Smartphone : la Terre au bout du fil

Durée de vie limitée, métaux rares à foison, peu de recyclage… Devenu un objet de surconsommation, le smartphone n’a toujours pas fait sa révolution écologique.

Vanina Delmas  • 22 novembre 2017 abonné·es
Smartphone : la Terre au bout du fil
Photo : Du minerai de cobalt, en République démocratique du Congo.
© Per-Anders Pettersson/Getty Images/AFP

On le veut assez fin pour tenir dans la poche, mais avec un grand écran, un design moderne, une mémoire d’éléphant pour stocker nos vidéos, le pouvoir de survie après un plongeon dans les toilettes… Et, éventuellement, le sceau verdoyant « éco-responsable » sur l’emballage. Le smartphone, vu comme l’objet technologique révolutionnaire du XXIe siècle, provient toujours de procédés industriels dignes du XIXe siècle et n’a pas intégré les données environnementales de notre époque : exploitations minières à l’autre bout de la planète, travail des enfants, émissions de gaz à effet de serre non limitées, produits chimiques dangereux, recyclage peu développé…

En dix ans, plus de 7 milliards de smartphones ont été vendus dans le monde, dont plus de 100 millions en France. Et, selon un rapport de Greenpeace, la consommation d’énergie de ces 7 milliards d’appareils représente quasiment l’usage électrique annuel de l’Inde. Or, les exigences des consommateurs se heurtent progressivement à l’épuisement des ressources terrestres.
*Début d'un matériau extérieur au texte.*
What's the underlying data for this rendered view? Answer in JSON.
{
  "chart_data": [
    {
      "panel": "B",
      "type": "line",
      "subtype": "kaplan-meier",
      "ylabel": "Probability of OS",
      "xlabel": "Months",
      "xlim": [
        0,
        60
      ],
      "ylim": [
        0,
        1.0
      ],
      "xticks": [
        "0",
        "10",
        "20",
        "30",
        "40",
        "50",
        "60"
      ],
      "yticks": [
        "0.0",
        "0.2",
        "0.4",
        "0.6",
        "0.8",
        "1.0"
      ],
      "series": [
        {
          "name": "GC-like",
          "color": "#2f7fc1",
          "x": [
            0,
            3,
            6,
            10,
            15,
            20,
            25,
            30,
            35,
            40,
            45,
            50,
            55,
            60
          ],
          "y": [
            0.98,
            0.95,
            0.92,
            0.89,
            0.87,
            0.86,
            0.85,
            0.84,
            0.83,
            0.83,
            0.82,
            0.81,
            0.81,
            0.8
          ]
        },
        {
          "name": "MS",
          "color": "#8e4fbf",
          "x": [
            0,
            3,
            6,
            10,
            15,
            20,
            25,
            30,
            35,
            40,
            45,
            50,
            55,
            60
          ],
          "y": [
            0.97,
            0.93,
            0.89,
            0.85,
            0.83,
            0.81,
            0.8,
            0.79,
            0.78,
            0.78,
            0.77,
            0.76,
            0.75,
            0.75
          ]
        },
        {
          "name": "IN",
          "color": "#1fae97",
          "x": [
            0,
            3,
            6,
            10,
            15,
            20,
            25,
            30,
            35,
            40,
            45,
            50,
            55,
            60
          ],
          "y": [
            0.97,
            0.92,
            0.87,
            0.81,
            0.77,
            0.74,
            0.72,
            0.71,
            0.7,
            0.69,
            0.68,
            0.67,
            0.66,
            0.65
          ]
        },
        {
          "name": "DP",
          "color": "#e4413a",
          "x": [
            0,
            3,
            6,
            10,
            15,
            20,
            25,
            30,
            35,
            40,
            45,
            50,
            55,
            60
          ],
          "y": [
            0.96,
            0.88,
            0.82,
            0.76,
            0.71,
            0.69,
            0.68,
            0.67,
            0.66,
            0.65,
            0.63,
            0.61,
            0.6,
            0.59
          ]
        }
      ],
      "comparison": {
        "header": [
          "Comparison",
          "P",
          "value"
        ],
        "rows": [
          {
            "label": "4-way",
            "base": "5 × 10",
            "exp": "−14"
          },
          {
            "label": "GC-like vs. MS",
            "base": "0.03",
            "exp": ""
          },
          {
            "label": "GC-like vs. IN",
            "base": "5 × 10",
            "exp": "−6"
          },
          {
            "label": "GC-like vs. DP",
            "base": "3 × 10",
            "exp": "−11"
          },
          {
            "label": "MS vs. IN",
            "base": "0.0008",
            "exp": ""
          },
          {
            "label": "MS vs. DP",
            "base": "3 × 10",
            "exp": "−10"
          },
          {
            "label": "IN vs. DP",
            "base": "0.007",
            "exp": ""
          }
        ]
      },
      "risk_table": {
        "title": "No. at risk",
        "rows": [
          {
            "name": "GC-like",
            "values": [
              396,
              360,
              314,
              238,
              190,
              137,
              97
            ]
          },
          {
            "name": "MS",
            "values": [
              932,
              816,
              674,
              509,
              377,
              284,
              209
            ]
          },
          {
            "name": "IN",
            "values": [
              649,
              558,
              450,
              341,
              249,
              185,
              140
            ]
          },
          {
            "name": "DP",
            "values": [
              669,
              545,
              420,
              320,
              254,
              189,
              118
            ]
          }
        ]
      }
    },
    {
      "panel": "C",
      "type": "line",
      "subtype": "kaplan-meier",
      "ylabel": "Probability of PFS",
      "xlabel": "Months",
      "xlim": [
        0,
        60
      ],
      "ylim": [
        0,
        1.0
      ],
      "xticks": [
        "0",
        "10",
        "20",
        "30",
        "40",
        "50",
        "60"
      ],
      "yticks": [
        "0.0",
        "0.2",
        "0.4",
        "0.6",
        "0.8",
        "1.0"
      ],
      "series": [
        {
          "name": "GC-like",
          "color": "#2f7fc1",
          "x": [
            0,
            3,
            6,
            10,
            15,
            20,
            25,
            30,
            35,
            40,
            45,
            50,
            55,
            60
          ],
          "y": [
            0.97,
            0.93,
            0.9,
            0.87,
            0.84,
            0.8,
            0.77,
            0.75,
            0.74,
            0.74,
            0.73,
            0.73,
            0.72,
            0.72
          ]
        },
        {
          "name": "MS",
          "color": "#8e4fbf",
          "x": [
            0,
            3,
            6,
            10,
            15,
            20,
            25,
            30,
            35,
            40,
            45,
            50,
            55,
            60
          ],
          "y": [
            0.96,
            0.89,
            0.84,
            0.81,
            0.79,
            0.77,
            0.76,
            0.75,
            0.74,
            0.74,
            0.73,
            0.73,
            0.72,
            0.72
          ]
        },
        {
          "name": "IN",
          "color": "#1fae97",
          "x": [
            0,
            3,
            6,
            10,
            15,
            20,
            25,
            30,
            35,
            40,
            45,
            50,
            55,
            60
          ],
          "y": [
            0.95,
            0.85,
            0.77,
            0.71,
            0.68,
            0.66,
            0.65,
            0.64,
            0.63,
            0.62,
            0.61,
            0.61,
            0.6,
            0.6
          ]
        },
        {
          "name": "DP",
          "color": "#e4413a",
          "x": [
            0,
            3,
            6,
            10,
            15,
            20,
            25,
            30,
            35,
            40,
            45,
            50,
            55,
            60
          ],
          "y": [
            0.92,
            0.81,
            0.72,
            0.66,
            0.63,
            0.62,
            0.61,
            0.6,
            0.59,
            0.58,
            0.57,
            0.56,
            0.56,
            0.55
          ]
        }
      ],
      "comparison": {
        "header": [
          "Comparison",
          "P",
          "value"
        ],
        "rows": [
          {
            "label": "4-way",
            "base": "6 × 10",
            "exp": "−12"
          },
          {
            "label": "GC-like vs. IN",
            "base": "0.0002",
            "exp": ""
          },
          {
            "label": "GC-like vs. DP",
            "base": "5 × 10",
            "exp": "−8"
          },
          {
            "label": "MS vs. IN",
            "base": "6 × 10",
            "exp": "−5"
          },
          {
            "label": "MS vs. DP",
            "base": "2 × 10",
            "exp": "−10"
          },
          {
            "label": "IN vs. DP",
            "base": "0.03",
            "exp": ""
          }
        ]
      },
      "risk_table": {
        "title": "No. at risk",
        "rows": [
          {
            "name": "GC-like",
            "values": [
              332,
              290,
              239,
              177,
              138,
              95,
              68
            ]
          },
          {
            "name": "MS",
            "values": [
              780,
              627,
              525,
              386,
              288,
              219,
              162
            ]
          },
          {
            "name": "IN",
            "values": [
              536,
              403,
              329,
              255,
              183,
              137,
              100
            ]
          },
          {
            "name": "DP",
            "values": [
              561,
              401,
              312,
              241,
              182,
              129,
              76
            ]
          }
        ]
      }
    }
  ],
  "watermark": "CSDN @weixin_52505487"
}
Près de 70 matériaux cohabitent dans ces appareils de plus en plus petits, et jusqu’à 50 métaux tels que le cuivre, l’aluminium, l’or, le lithium, le cobalt…

« La concurrence entre les marques ainsi que le désir du consommateur d’acheter moins cher jouent en défaveur de l’environnement. Être plus regardant sur la provenance des métaux et les critères de pollution au moment de la fabrication coûte de l’argent et de l’énergie aux entreprises, analyse Françoise Berthoud, ingénieure de recherche au CNRS et directrice du groupement de recherche Écolo Info. Certes, il existe un mouvement pour essayer d’adhérer à des consortiums qui font plus attention à la provenance des composants, mais cela reste flou et marginal. »

Peu d’entreprises, en effet, jouent le jeu de la traçabilité des minerais, notamment ceux dits « de conflit ». « L’extraction et le commerce d’étain, de tantale, de tungstène et d’or alimentent ainsi l’instabilité en République démocratique du Congo, dans la région des Grands Lacs africains, mais aussi en Amérique centrale et en Birmanie », détaille France nature environnement [1]. De leur côté, Les Amis de la Terre [2] soulignent que « la faiblesse du taux de recyclage réel (35 %), conjuguée à un renouvellement rapide, contribue à un renouveau minier en France et à l’étranger ». Exemples à l’appui : les méga-projets miniers de Las Bambas au Pérou, de Pachón en Argentine, de Bangka en Indonésie, où plus de 65 % des forêts et 70 % des récifs coralliens sont détruits par les mines d’étain, et où les habitants ont dû abandonner leurs activités dans l’agriculture, la pêche ou le tourisme. En France, le phénomène se concentre essentiellement en Guyane et en Nouvelle-Calédonie, mais, depuis 2015, des permis de recherche minière ont été accordés en métropole, notamment en Bretagne.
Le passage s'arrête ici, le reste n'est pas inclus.